His team has been training people to use their jetpacks — now in their 11th design iteration — and say it takes about a week to get potential flyers up-and-running with the particulars of the system. But Mayman says he wants this to be a device that just works, a design concept that made a lot of sense when Steve Jobs was using it to refer to the simplicity of the iPad, but feels a tad more aggressive when presented with the rendered images of someone flying this thing over city centers:

A lot of the industry's existing work around autonomous flight and stabilization for drone aircraft really doesn't account for Jetpack Aviation's design, though Mayman says they've already made some significant progress with their 1:3 scale prototype.
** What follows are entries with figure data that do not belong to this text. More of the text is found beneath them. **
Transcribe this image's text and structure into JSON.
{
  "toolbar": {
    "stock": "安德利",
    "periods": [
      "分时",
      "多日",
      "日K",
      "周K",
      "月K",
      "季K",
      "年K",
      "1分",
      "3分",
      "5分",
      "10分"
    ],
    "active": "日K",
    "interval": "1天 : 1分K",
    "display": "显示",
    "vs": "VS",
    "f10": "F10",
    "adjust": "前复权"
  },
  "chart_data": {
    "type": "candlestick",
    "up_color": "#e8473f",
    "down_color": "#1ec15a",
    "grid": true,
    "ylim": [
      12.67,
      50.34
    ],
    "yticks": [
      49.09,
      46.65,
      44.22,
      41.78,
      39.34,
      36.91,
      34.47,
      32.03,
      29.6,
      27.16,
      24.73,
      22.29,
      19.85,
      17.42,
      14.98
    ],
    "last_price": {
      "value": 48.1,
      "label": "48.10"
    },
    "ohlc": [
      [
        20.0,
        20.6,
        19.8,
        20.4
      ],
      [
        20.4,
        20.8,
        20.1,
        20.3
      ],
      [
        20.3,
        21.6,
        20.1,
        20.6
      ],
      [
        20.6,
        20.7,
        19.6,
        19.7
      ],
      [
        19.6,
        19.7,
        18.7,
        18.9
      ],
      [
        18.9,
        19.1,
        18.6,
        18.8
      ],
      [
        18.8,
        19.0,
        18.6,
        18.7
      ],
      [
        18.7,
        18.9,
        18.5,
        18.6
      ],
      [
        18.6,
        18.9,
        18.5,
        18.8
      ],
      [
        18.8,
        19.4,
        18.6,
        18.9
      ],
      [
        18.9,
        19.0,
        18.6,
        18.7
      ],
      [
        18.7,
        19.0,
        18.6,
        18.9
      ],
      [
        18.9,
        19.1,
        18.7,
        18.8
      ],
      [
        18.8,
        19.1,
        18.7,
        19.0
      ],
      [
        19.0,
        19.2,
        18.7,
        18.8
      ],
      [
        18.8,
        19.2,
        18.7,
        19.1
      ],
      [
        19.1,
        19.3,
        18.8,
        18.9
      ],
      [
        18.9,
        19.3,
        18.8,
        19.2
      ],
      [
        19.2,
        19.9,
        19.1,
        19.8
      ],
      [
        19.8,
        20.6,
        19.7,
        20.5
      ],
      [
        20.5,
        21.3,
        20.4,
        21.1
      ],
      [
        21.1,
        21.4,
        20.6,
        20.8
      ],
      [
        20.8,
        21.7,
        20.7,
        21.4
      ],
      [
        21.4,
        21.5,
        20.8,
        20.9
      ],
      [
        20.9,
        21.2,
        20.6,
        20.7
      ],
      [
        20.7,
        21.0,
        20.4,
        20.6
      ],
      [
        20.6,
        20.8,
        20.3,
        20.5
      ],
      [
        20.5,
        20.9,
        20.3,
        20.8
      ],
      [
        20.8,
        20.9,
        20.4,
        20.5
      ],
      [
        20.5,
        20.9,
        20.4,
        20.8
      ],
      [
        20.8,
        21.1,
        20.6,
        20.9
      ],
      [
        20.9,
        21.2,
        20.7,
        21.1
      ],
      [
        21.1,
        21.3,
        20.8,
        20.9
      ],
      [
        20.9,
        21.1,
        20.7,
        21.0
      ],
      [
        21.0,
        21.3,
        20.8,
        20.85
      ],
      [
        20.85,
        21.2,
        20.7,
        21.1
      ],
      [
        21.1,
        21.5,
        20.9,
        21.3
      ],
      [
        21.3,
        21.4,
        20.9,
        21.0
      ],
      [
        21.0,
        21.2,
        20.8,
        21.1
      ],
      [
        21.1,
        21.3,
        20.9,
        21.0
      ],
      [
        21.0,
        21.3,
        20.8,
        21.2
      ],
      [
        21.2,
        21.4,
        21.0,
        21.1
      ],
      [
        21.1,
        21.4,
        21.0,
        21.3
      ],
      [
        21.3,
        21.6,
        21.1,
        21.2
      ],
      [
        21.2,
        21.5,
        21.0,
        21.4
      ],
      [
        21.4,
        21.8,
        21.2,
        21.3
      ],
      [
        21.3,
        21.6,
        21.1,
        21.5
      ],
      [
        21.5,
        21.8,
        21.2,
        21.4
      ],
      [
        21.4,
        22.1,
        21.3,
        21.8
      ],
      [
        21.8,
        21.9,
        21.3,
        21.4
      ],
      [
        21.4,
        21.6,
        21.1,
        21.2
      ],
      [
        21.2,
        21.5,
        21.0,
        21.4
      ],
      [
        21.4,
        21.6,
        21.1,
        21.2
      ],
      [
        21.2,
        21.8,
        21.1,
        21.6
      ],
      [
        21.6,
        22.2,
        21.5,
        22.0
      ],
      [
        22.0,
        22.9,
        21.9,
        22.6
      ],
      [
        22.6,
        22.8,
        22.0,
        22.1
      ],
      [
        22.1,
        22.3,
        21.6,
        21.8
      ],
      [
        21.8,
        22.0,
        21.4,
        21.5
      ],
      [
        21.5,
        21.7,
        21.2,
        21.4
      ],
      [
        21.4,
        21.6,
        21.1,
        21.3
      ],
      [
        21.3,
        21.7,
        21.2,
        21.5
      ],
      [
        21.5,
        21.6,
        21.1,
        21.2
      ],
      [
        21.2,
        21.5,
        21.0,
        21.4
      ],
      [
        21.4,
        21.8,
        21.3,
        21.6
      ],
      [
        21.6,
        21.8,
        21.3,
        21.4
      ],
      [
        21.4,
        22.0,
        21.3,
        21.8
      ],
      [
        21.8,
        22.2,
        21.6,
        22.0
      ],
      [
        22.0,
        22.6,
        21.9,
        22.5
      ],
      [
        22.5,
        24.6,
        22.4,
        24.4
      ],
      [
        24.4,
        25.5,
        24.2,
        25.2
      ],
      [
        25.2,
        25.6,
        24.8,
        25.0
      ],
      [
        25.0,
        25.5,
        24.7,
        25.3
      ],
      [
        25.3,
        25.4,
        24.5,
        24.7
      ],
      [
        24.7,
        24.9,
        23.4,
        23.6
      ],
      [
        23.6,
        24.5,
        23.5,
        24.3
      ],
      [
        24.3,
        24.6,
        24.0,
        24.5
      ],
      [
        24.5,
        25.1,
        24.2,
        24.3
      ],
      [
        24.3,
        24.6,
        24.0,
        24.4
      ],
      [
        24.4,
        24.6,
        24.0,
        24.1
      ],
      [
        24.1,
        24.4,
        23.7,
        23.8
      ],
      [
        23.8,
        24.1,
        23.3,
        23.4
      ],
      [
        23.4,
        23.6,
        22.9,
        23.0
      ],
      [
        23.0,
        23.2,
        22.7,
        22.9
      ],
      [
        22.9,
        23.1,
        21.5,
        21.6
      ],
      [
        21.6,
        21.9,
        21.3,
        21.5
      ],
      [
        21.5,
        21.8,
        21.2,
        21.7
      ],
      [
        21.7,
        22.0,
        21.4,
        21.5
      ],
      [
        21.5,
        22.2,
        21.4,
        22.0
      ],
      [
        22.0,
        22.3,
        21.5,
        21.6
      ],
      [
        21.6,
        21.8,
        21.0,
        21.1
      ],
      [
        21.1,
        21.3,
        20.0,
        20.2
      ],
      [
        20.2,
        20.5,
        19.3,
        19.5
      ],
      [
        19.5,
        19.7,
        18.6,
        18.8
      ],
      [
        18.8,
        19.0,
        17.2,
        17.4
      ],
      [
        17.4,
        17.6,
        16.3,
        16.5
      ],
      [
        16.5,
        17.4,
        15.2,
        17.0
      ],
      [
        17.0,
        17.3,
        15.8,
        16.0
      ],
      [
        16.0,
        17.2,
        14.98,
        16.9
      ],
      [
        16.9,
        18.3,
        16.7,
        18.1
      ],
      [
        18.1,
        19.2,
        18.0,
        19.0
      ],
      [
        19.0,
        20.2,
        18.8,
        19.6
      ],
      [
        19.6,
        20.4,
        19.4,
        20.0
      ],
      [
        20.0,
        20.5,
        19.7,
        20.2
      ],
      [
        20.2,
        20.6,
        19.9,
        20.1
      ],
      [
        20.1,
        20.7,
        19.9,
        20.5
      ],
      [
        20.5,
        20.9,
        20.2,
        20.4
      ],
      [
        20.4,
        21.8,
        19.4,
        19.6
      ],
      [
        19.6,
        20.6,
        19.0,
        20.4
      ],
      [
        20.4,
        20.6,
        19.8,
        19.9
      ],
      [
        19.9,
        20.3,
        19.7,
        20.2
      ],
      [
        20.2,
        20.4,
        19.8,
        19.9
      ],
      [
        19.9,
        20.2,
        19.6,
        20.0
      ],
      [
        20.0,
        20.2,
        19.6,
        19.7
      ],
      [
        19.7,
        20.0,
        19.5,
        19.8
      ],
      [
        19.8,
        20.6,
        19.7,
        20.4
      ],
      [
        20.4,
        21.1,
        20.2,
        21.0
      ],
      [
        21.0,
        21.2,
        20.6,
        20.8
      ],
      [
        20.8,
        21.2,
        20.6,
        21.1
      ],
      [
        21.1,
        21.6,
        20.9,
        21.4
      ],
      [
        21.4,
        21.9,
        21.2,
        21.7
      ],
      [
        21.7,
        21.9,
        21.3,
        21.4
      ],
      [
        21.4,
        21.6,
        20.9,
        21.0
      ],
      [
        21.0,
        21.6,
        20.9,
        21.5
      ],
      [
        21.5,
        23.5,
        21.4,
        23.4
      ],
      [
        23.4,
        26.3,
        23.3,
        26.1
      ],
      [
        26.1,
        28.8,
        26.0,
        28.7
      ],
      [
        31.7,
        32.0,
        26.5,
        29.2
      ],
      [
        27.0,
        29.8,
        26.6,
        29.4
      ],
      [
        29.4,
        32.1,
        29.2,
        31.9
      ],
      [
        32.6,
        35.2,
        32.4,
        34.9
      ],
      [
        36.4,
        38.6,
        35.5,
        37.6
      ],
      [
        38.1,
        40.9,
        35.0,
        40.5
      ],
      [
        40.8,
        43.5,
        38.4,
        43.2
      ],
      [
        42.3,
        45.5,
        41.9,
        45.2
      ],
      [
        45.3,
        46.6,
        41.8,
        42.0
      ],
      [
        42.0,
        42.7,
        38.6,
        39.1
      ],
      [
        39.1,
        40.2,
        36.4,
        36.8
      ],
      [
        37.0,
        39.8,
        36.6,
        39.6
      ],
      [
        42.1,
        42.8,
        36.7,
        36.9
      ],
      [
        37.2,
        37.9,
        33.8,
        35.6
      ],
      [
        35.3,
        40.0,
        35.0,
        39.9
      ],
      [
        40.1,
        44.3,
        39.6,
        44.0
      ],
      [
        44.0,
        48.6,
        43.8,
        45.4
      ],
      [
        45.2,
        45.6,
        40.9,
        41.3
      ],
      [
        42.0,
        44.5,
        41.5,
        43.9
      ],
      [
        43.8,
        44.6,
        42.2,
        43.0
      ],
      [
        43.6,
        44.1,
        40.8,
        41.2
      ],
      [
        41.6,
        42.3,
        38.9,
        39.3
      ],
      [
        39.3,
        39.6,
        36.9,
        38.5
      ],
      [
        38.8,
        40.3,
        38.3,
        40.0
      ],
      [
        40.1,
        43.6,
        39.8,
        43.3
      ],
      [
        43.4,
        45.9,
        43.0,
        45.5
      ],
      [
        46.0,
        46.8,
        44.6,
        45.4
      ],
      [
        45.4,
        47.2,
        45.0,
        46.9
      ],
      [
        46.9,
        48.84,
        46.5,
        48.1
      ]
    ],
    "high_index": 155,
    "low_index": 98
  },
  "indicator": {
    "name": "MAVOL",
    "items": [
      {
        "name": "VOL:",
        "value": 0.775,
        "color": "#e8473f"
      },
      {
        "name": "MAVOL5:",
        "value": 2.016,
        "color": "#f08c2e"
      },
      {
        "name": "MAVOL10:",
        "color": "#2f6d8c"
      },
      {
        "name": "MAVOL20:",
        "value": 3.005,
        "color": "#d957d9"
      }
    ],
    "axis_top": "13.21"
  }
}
He also notes that the company does have a "less elegant-looking" plan-B design if they determine the centrally clustered jet engines are too much of a stabilization liability.

Indeed, the key for getting a concept like this off the ground and ensuring the company doesn't miserably fail is being flexible about how this vision matures, Mayman says, noting that they're approaching the vehicle with multiple designs and multiple considerations for how the regulatory environment for certification shapes up, including work on a separate military version and consideration for designs more focused on emergency response like rapid medical evacuation.

Asked whether pre-orderers plunking down $10K might be disappointed by a different-looking product, the founder said that they've done enough modeling to know that what they build will fall into a roughly similar design. "It may not look exactly like what we've rendered, but I'm confident that it's still going to be the same sort of concept, a motorcycle or jet-ski size and shape."

It is certainly a unique choice for the company to launch its pre-orders already with so much in the air, but it's fairly apparent that they are looking to emulate Tesla here, and if people with nearly $400K to throw around want to buy a jet-engine jet-ski, then by all means, let the free market do its thing.

Y Combinator's $150,000 investment is an early step for the moonshot effort and a vote of confidence that places them on others' radar. Mayman, for his part, does seem genuinely thrilled about expanding the ambitions of his passion project, even if the road ahead is crowded with obstacles for realizing the vision.

"If you don't start it, you're never going to get there," Mayman says. "If our guys weren't able to wake up every morning saying, 'Holy shit, this would be freaking amazing if we can build this,' then it's sort of not worth doing. We might as well go do something else."